The fear seizes me. I see the three of us being sucked under the green water, past the tiny cove and the fishing boats, past the cargo ships. The waves tumble us past the twelve-mile territory sea, past the two-hundred-mile exclusive economic zone, and at last we bob into the open ocean that is owned by no one.
Here, where she is at home, she will reach out for my arm. She will want to point things out to her brother. Circling around the axis of our joined hands, she will gaze about with contentment, and I will be frantic, desperate for the safety of my own small pond. Calmly, she will show me the whales singing below us.
A wave hits her at waist height. She is soaked, but still upright. I get a hold of her wrist and with the promise of a snack, lure her back to our heap of belongings. I hand her a peanut butter sandwich and tell her she's frightened me. "The ocean wants to take you from me. Don't let it."
"Oh, Mommy," she scrunches her nose at me, "it's okay if the ocean takes me."
I swallow my terror and say, "How about swim lessons? You can learn to swim like a mermaid."
She ignores me, drops the peanut butter sandwich into the sand, and wanders off to play with a rope of brown kelp.
Days later, she chatters through the house while I tend to a thousand tasks and accomplish nothing.

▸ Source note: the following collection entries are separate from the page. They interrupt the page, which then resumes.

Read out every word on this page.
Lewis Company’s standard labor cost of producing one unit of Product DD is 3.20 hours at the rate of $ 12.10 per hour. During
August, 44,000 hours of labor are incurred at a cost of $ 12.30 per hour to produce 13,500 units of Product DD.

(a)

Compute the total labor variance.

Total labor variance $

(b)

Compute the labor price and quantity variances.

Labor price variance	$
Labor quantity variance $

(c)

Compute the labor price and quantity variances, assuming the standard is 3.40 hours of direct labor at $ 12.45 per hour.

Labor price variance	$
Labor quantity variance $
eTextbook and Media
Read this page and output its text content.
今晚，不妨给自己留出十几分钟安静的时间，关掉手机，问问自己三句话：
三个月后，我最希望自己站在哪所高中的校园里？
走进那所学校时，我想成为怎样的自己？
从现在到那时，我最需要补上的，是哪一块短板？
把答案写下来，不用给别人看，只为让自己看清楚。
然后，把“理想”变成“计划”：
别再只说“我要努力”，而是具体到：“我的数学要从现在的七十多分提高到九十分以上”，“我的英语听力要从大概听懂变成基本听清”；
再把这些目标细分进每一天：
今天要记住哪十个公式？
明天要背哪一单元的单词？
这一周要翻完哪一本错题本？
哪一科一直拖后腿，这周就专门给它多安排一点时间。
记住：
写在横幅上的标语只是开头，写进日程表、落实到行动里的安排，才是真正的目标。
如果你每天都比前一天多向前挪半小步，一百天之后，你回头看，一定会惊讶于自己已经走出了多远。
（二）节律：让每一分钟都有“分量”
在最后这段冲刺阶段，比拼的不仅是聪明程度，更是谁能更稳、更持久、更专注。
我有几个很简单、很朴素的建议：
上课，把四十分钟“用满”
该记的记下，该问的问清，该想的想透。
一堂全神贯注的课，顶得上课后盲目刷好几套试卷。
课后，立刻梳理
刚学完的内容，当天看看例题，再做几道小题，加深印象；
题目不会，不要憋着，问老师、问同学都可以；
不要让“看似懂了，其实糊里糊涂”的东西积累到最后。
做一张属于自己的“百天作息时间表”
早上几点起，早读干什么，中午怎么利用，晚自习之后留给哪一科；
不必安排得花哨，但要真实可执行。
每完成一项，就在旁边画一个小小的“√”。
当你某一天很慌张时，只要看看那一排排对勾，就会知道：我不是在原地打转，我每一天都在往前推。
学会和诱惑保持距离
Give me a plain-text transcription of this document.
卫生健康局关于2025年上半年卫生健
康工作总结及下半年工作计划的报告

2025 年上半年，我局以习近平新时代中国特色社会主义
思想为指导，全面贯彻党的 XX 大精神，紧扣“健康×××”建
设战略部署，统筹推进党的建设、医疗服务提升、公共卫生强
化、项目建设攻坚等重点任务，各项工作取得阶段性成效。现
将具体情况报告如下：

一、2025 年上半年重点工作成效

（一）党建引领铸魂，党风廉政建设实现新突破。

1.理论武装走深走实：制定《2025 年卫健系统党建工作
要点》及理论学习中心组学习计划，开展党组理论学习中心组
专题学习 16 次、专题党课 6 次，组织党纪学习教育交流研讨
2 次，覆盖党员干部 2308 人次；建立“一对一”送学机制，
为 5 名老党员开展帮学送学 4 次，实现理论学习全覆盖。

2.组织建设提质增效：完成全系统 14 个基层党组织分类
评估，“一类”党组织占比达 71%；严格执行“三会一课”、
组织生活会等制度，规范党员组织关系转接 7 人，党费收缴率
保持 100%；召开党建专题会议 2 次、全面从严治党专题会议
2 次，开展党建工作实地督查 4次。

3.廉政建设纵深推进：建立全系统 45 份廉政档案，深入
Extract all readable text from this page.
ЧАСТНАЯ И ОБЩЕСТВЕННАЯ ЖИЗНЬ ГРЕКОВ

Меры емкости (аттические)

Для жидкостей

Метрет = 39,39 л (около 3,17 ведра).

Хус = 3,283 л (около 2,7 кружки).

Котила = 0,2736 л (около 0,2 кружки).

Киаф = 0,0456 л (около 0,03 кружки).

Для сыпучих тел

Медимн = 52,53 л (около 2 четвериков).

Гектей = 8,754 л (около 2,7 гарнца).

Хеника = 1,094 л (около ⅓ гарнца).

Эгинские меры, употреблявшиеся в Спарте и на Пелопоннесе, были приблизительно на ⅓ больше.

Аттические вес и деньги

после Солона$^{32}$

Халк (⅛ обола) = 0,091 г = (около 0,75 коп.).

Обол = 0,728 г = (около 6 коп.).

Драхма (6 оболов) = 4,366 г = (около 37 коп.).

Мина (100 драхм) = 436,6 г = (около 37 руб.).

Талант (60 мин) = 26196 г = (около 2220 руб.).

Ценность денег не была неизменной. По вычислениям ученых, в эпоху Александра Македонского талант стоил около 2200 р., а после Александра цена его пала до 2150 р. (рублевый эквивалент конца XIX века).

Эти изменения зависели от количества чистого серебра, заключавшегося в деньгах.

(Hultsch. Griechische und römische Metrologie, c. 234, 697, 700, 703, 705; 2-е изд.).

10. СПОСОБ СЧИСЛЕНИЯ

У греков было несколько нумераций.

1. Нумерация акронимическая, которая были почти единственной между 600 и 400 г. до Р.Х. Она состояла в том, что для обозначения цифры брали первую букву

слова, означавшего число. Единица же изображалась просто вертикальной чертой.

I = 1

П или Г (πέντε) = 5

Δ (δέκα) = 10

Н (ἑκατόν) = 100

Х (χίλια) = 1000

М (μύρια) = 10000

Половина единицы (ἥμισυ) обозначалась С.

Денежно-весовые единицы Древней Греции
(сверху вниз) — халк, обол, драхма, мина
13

Mermaids are still a favorite. She is wearing her swimsuit, scarves, and beads.
As I answer her—not really listening but wanting her to think I'm listening—I am thinking about dinner and dishes, and if I should buy that sweater or save money, or go back to work even though I hated the job I had before. Through all this noise, I hear a small thing. My daughter's voice, not chattering, but speaking to me. She says, "Mommy, you are the mermaid that eats sharks."
"What did you say?"
She's gone already, dancing down the hallway, with scarves and beads dangling, and dripping milk on the floor. I look down at her brother, whose brown eyes blink back at me. I will never know if I heard her correctly, but the further away I am from that moment, the more I realize it doesn't matter.
A neglected part of my brain has begun to shift, like a waking sea star creeping from twenty-thousand feet below. For a moment, I don't see myself as a tired and gray woman, still so much like a girl, trapped in a small, safe pond.
For a moment, I see myself in Technicolor, fanged, and eating a shark.